Le Conseil de sécurité de l'ONU a été appelé samedi à approuver un renouvellement pour un an de l'aide transfrontalière en Syrie mais avec une nouvelle réduction importante du dispositif imposée par la Russie aux Occidentaux.

Le résultat du vote du Conseil - son 7e scrutin depuis une semaine -, qui se déroule par écrit en raison de la pandémie empêchant les réunions physiques à l'ONU, est attendu en fin d'après-midi, selon des diplomates.

Après l'expiration vendredi de l'autorisation onusienne, faute d'accord, et une semaine de vaines tentatives, l'Allemagne et la Belgique, chargées du volet humanitaire du dossier syrien à l'ONU, ont remis à leurs partenaires un ultime texte prévoyant le maintien d'un seul point d'accès en Syrie contre les deux qui étaient en vigueur.

Selon le projet de résolution obtenu par l'AFP, le point de passage de Bab al-Hawa sur la frontière turque dans le nord-ouest de la Syrie serait gardé "pour une période de 12 mois jusqu'au 10 juillet 2021". Il permet d'apporter de l'aide à plusieurs millions de Syriens vivant dans la région insurgée d'Idleb.

Le Conseil demanderait aussi au secrétaire général de l'Organisation un rapport régulier, "au moins tous les 60 jours".

Cette solution pour le mécanisme transfrontalier onusien rejoint une demande de la Russie exprimée depuis plusieurs semaines de supprimer le point d'accès de Bab al-Salam qui mène à la région d'Alep dans le nord de la Syrie.

Pour sauver au moins une partie du dispositif, les Occidentaux ont dû renoncer à leur "ligne rouge" d'un maintien de deux points d'accès. Dans un tweet samedi, le chef de la diplomatie allemande Heiko Maas a présenté le dernier texte germano-belge comme "un compromis" en demandant à Moscou et à Pékin de "ne plus bloquer" la réalisation d'un accord.

L'autorisation transfrontalière de l'ONU permet d'acheminer de l'aide à la population syrienne sans l'aval de Damas.

La Russie juge qu'elle viole la souveraineté de son allié syrien. Elle a souligné que Bab al-Salam était bien moins utilisé que Bab al-Hawa et que l'aide soumise au contrôle de Damas peut être augmentée pour la région d'Alep si nécessaire.

- Profusion de veto -

Les Occidentaux estiment de leur côté qu'il n'y a pas d'alternative crédible au dispositif transfrontalier face à une bureaucratie et une politique syriennes empêchant d'acheminer efficacement une aide dans les zones non contrôlées par Damas.

En juin, le chef de l'ONU, Antonio Guterres, avait réclamé le prolongement du dispositif transfrontalier pour un an en incluant au moins les deux points d'accès utilisés jusqu'à vendredi par les ONG, face notamment au risque de la pandémie qui gagne la région.

Lors d'un vote samedi matin, trois amendements de la Russie et de la Chine au texte de Berlin et Bruxelles ont été rejetés.

Moscou avait notamment demandé une mention sur l'impact des sanctions unilatérales imposées à la Syrie, visant implicitement les Etats-Unis et l'Europe.
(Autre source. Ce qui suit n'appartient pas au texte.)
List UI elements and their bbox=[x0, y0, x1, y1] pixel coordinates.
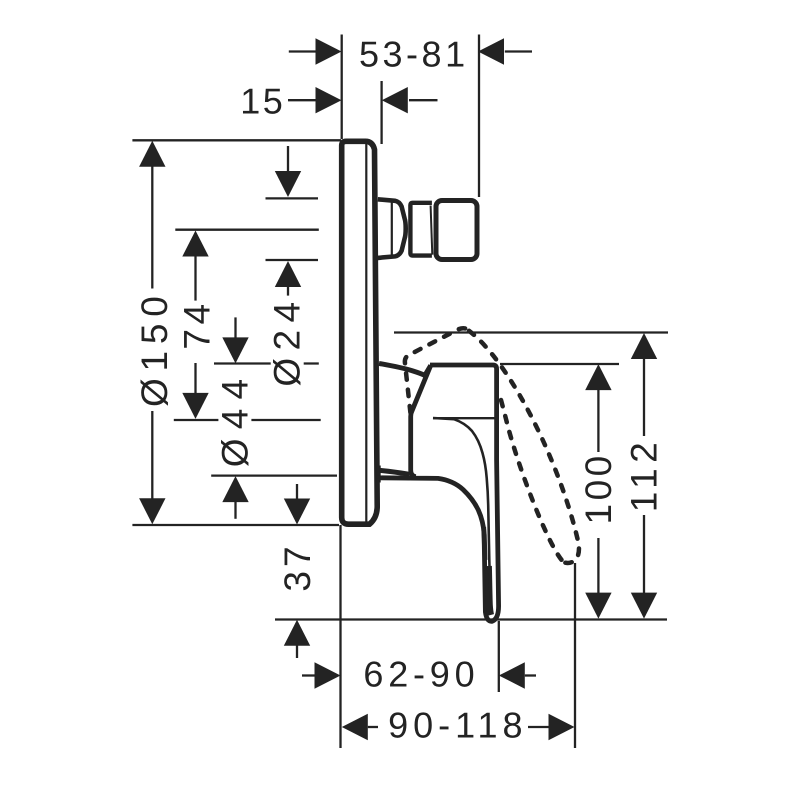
svg-text:37: 37 bbox=[277, 542, 318, 591]
dimension 37 upper arrow bbox=[284, 499, 310, 525]
handle flange rear stub bbox=[377, 466, 381, 483]
dimension D24 line segments bbox=[287, 146, 289, 300]
reference line: sleeve bottom y=260 bbox=[266, 259, 319, 261]
check valve sleeve cone bbox=[378, 199, 406, 258]
dimension D150 top arrow bbox=[139, 141, 165, 167]
handle flange bottom arc bbox=[379, 470, 410, 474]
handle body rear edge and bottom curve into lever bbox=[378, 365, 485, 560]
reference line: sleeve top y=198.4 bbox=[266, 197, 319, 199]
dimension label D24 bbox=[267, 295, 308, 387]
dimension 15 left arrow bbox=[316, 87, 342, 113]
dimension 100 top arrow bbox=[585, 364, 611, 390]
check valve knob bbox=[436, 201, 477, 260]
reference line: cartridge axis y=420 bbox=[174, 419, 321, 421]
dimension D44 lower arrow bbox=[222, 476, 248, 502]
svg-text:Ø44: Ø44 bbox=[214, 370, 255, 468]
lever inner contour curve bbox=[433, 418, 491, 602]
raised lever (dashed) outer edge bbox=[469, 331, 579, 563]
svg-text:90-118: 90-118 bbox=[388, 704, 527, 745]
reference line: lever bottom y=619.5 bbox=[275, 618, 667, 620]
dimension 74 top arrow bbox=[182, 231, 208, 257]
extension line: handle front x=498.8 bbox=[498, 621, 500, 692]
reference line: handle top y=364 bbox=[500, 363, 619, 365]
dimension 100 bottom arrow bbox=[585, 593, 611, 619]
dimension 112 top arrow bbox=[631, 333, 657, 359]
dimension D44 line segments bbox=[234, 317, 236, 518]
dimension D24 upper arrow bbox=[275, 171, 301, 197]
escutcheon plate outline (side view) bbox=[342, 141, 378, 524]
extension line: plate face x=340.5 (bottom) bbox=[339, 525, 341, 748]
handle body top and front edge with lever tip bbox=[430, 365, 499, 621]
extension line: plate face x=341.7 (top) bbox=[341, 35, 343, 140]
reference line: handle flange top y=363.5 bbox=[214, 362, 319, 364]
reference line: plate top edge level y=140 bbox=[132, 139, 341, 141]
dimension 53-81 left arrow bbox=[316, 38, 342, 64]
dimension 100 line segments bbox=[597, 389, 599, 594]
dimension 62-90 left arrow bbox=[315, 662, 341, 688]
dimension 90-118 left arrow bbox=[342, 714, 368, 740]
dimension 62-90 right arrow bbox=[499, 662, 525, 688]
svg-text:74: 74 bbox=[176, 299, 217, 349]
raised lever (dashed) left edge bbox=[405, 328, 469, 412]
dimension D44 upper arrow bbox=[222, 337, 248, 363]
lever lower black band near tip bbox=[488, 566, 490, 615]
reference line: check-valve axis y=229.7 bbox=[175, 229, 318, 231]
svg-text:Ø150: Ø150 bbox=[134, 289, 175, 407]
lever separation line bbox=[433, 417, 496, 419]
extension line: knob front x=479 bbox=[478, 35, 480, 198]
dimension 74 line segments bbox=[194, 256, 196, 395]
dimension 37 lower arrow bbox=[284, 620, 310, 646]
dimension 53-81 tails bbox=[289, 50, 532, 52]
check valve adapter body bbox=[410, 203, 432, 256]
svg-text:Ø24: Ø24 bbox=[267, 295, 308, 387]
dimension D150 bottom arrow bbox=[139, 498, 165, 524]
reference line: handle flange bottom y=475.6 bbox=[211, 474, 337, 476]
dimension 15 tails bbox=[288, 99, 438, 101]
svg-text:15: 15 bbox=[240, 80, 285, 121]
svg-text:53-81: 53-81 bbox=[359, 33, 469, 74]
dimension 90-118 right arrow bbox=[549, 714, 575, 740]
extension line: raised lever tip x=575 bbox=[574, 563, 576, 748]
dimension 74 bottom arrow bbox=[182, 393, 208, 419]
svg-text:62-90: 62-90 bbox=[363, 653, 479, 694]
reference line: plate bottom edge level y=525 bbox=[132, 524, 339, 526]
extension line: plate back x=381.6 bbox=[380, 81, 382, 144]
dimension D150 line segments bbox=[151, 166, 153, 500]
check valve sleeve inner edge bbox=[391, 202, 393, 256]
check valve adapter right face edge bbox=[431, 206, 433, 255]
handle flange top curve bbox=[379, 363, 425, 375]
dimension D24 lower arrow bbox=[275, 261, 301, 287]
dimension 15 right arrow bbox=[382, 87, 408, 113]
reference line: raised lever top y=332.5 bbox=[394, 331, 668, 333]
dimension 53-81 right arrow bbox=[478, 38, 504, 64]
dimension label D44 bbox=[214, 370, 255, 468]
dimension 90-118 tails bbox=[368, 726, 549, 728]
dimension 112 bottom arrow bbox=[631, 593, 657, 619]
raised lever (dashed) inner edge bbox=[501, 400, 564, 562]
dimension 37 line segments bbox=[296, 484, 298, 658]
dimension 62-90 tails bbox=[302, 674, 536, 676]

Cinq pays ont voté en sa faveur: Russie, Chine, Vietnam, Afrique du Sud et Saint-Vincent et les Grenadines. Six pays ont voté contre (Etats-Unis, Royaume-Uni, France, Allemagne, Belgique, Estonie), quatre se sont abstenus (Niger, Tunisie, Indonésie et République dominicaine).

Pour être adopté, un amendement comme une résolution doit recueillir au moins 9 voix sur les 15 du Conseil de sécurité, et, en cas de majorité, sans vote contre d'un membre permanent du Conseil de sécurité qui revient à imposer un veto.

En janvier, Moscou avait déjà fait réduire le dispositif transfrontalier de quatre à deux points de passage et pour une durée de six mois, contre un an depuis sa création en 2014.

Cette semaine, la Russie et la Chine ont eu recours à deux reprises à leur droit de veto comme membres permanents, mardi et vendredi, au risque d'être accusés par des ONG et des pays occidentaux d'en abuser et de politiser un sujet humanitaire.

Depuis le déclenchement de la guerre en 2011, Moscou a eu recours 16 fois à son droit de veto sur un texte lié à la Syrie, et Pékin 10 fois.